DENVER – Parts of southwestern Colorado have received over 3 feet of snow from the winter storm making its way across the state.
Wolf Creek Ski Area says it has gotten 3.7 feet over the last 48 hours while Silverton Mountain reports 3.1 feet. Winds gusting up to 50 mph per hour are forecast in southwestern Colorado on Tuesday, prompting a blizzard warning. Areas affected by the warning include Durango, Pagosa Springs and Cortez.
Heavy snow and strong winds closed the Durango-La Plata County airport and knocked out power to an estimated 1,200 customers. All but a handful of customers had power restored by the afternoon.
Avalanche warnings and watches have been issued for much of the High Country and the threat is rated high in the San Juan Mountains in southwestern Colorado.
In California, a cold storm brought heavy rain, snow and strong winds on Monday, causing hundreds of traffic accidents and shutting down a portion of Interstate 5, the state's major north-south route.
The powerful storm threatened to spawn mudslides in wildfire-devastated areas — where residents in Los Angeles' foothill communities were packed and ready to flee — but no damage was reported as of Monday night.
Nine homes were placed under mandatory evacuation for most of the afternoon in Sunland, northeast of downtown Los Angeles, where residents were threatened by the huge Station Fire this summer.
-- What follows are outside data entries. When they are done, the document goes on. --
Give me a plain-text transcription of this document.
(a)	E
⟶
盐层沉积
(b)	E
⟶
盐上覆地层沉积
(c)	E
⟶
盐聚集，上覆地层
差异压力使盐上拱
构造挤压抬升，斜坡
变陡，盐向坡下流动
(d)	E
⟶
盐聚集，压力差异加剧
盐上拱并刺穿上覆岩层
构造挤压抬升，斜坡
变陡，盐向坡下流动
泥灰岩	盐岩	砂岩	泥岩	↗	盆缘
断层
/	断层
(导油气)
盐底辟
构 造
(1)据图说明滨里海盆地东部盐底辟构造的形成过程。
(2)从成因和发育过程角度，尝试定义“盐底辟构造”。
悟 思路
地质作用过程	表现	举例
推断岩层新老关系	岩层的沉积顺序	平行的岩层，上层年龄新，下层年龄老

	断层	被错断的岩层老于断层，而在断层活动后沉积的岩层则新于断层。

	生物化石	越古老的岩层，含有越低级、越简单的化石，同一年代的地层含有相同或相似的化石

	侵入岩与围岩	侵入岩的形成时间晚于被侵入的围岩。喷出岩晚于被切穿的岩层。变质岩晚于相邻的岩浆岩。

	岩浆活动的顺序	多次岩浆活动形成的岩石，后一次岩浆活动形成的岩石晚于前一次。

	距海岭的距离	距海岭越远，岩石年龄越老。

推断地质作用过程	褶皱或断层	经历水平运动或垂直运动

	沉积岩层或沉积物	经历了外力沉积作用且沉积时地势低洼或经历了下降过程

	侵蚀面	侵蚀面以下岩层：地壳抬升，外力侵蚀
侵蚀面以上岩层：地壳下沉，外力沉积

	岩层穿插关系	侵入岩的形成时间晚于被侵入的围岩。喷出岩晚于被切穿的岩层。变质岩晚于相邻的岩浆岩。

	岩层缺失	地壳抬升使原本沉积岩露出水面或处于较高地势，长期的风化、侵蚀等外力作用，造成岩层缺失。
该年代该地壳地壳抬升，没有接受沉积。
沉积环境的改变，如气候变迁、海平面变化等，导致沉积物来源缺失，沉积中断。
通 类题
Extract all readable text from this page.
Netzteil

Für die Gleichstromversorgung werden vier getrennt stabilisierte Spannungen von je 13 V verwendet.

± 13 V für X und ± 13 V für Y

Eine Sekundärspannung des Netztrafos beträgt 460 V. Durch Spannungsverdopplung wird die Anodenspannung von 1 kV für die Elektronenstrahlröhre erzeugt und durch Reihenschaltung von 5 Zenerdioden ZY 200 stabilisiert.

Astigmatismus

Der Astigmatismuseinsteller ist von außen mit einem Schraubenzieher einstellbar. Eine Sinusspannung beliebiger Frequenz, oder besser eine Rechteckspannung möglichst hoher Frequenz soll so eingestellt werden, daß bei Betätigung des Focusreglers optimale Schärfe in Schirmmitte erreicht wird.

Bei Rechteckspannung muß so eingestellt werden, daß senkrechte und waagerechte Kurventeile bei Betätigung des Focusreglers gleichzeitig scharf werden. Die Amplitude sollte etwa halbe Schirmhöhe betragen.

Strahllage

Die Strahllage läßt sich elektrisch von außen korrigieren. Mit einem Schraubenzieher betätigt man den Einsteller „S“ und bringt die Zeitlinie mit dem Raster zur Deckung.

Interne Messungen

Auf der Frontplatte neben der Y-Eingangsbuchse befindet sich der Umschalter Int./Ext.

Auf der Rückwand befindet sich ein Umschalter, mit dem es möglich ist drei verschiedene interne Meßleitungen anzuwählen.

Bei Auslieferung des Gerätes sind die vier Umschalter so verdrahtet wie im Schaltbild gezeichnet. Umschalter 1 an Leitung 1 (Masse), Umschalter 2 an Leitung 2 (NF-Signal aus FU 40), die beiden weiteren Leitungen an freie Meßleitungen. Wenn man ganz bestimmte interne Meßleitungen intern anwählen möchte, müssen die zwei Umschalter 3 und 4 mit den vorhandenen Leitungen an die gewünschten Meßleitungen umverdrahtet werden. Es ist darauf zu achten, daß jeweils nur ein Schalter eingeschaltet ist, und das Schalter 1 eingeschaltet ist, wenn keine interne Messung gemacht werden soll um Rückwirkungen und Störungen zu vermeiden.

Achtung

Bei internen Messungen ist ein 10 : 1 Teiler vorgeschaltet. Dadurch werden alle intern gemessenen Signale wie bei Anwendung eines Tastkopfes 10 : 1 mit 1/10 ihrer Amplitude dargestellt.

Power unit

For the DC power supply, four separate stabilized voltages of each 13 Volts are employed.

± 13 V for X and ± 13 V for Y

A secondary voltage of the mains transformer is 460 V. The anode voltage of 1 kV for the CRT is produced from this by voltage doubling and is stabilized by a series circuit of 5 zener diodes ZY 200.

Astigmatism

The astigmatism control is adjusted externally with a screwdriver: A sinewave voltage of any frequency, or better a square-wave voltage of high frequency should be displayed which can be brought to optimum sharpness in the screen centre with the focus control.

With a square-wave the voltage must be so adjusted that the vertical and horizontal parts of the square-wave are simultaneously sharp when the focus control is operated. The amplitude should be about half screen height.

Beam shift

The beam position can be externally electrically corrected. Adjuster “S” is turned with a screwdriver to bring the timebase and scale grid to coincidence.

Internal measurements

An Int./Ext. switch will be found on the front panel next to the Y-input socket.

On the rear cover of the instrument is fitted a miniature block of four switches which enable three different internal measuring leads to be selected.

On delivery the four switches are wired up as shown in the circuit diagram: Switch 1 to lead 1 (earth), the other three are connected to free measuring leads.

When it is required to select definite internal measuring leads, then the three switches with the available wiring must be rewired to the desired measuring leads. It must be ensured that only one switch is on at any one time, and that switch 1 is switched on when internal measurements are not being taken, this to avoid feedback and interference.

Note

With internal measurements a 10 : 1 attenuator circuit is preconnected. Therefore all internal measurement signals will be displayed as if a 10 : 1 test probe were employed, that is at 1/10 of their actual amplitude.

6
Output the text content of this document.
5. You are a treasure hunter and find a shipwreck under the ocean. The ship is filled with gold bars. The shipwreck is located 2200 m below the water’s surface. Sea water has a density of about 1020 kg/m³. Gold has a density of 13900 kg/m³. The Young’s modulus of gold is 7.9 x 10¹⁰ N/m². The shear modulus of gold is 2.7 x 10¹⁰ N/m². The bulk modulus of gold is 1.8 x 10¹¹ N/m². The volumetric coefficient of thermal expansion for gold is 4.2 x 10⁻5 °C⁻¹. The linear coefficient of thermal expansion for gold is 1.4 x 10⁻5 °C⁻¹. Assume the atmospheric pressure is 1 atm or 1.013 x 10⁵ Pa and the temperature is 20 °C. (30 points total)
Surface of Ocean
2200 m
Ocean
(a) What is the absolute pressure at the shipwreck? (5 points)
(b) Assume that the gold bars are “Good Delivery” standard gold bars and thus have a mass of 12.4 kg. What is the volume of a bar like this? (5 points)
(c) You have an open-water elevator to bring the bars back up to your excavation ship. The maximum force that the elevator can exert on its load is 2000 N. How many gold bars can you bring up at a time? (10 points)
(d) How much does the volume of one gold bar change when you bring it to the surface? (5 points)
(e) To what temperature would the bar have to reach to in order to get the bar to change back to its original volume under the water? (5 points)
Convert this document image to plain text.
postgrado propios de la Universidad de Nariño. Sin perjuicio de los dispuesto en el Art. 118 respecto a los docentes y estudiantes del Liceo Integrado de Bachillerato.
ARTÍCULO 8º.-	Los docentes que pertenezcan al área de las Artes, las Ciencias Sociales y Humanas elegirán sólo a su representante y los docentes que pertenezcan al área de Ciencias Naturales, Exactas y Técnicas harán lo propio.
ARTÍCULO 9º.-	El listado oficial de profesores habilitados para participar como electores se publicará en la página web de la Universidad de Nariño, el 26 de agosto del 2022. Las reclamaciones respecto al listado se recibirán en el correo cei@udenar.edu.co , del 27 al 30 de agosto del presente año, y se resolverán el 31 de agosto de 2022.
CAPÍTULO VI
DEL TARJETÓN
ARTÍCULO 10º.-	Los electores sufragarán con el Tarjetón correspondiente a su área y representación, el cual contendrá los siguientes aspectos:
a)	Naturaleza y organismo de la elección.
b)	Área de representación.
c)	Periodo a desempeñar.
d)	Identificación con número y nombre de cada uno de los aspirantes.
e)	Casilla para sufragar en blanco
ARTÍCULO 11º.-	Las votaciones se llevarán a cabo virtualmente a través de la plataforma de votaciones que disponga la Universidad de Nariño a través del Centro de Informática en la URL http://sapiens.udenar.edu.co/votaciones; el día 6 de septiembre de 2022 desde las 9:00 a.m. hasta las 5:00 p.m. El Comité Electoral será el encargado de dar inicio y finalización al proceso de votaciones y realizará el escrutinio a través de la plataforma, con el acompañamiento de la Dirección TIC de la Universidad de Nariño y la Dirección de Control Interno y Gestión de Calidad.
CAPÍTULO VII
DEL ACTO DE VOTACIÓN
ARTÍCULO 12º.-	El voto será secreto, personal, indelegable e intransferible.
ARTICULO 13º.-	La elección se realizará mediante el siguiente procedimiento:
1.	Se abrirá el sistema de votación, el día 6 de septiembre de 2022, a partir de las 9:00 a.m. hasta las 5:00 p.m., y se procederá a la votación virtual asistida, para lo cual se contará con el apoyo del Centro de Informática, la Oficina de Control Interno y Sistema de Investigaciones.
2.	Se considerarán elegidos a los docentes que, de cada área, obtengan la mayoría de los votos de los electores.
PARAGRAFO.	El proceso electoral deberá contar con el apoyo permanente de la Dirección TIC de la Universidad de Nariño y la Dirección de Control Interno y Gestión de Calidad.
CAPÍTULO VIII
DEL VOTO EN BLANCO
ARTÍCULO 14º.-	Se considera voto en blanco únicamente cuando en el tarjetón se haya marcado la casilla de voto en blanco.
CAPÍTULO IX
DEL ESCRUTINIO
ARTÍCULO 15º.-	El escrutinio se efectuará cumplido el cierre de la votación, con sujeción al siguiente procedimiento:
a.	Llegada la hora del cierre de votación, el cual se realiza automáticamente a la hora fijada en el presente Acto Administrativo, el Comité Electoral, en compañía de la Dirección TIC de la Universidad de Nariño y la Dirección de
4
The blaze charred 250 square miles of the Angeles National Forest while burning 89 homes and reducing slopes of water-retaining timber and brush to stumps and ash.
The evacuation order was lifted and a flash flood watch was canceled by evening, but a winter storm warning for the mountains, a freeze watch and wind advisories for the valleys were in effect overnight.
Interstate 5, the main road out of Southern California, was closed in both directions over the Grapevine in the Tehachapi Mountains due to snow Monday evening, California Highway Patrol Officer Monica Posada said.
Emergency Management Department spokesman Chris Ipsen said the storm blew through quickly and dumped most of its precipitation on Orange County and San Diego.
In Southern California's mountains, the storm dumped about a foot snow as low as 2,000 feet, the National Weather Service said.
Snow dusted San Francisco's suburbs at elevations of only 350 feet, delighting children and impressing weather experts, who said it was unusual to see the white stuff in the Oakland Hills and in the Santa Cruz Mountains.
Downtown Los Angeles got almost an inch of rain, while coastal areas got slightly more, Weather Service forecaster Stuart Seto said. The storm broke rainfall records at San Diego's Lindberg Field.
A task force several months ago identified nine canyon homes as being in a potential site of mudslides or flooding, but no problems were reported Monday, Ipsen said.
Sandbags and concrete barriers were put in place not long after the fire was doused near La Canada Flintridge, about 14 miles northeast of downtown Los Angeles.
In the Paradise Valley neighborhood, homeowner Gary Stibal kept watch on the burned mountain slope that rises sharply from his backyard. His yard was freshly cleared of 5 feet of mud that gushed down during a brief cloudburst earlier this fall. His car was packed and, like others in the neighborhood, was parked in the driveway facing the street for a quick getaway.
"People are nervous," he said as raindrops pattered on his umbrella. "It's letting up a little bit now, but I guess there's more heavy stuff coming in later."
Police officers went to the top of Haines Canyon and advised residents in a handful of homes that they should be ready to leave, said resident April Faieta. The homes are just below a flood control debris basin with towering denuded slopes.
Faieta said she and several neighbors would remain in their homes, noting that she evacuated three times due to the Station Fire and the home was not affected.
"Everybody left a little too early. ... Everybody's just waiting," she said.
Meanwhile, rescuers dove into the rushing water of the Los Angeles River near downtown to fish out a man who got stranded on a grassy island Monday. Another woman was helped off the steep concrete river bank earlier and treated for hypothermia.
In the Central Valley, California's agricultural heart, a hard freeze was expected Tuesday with lows in the upper 20s.
The National Weather Service issued a warning of high winds for San Diego. Gusts up to 60 mph were forecast.
Back-to-back storms from the tropical Pacific are predicted to arrive on Thursday and Saturday, Seto said.
"It'll be weaker, but on top of the inch of rain we just got, it's going to raise some serious concerns," he said.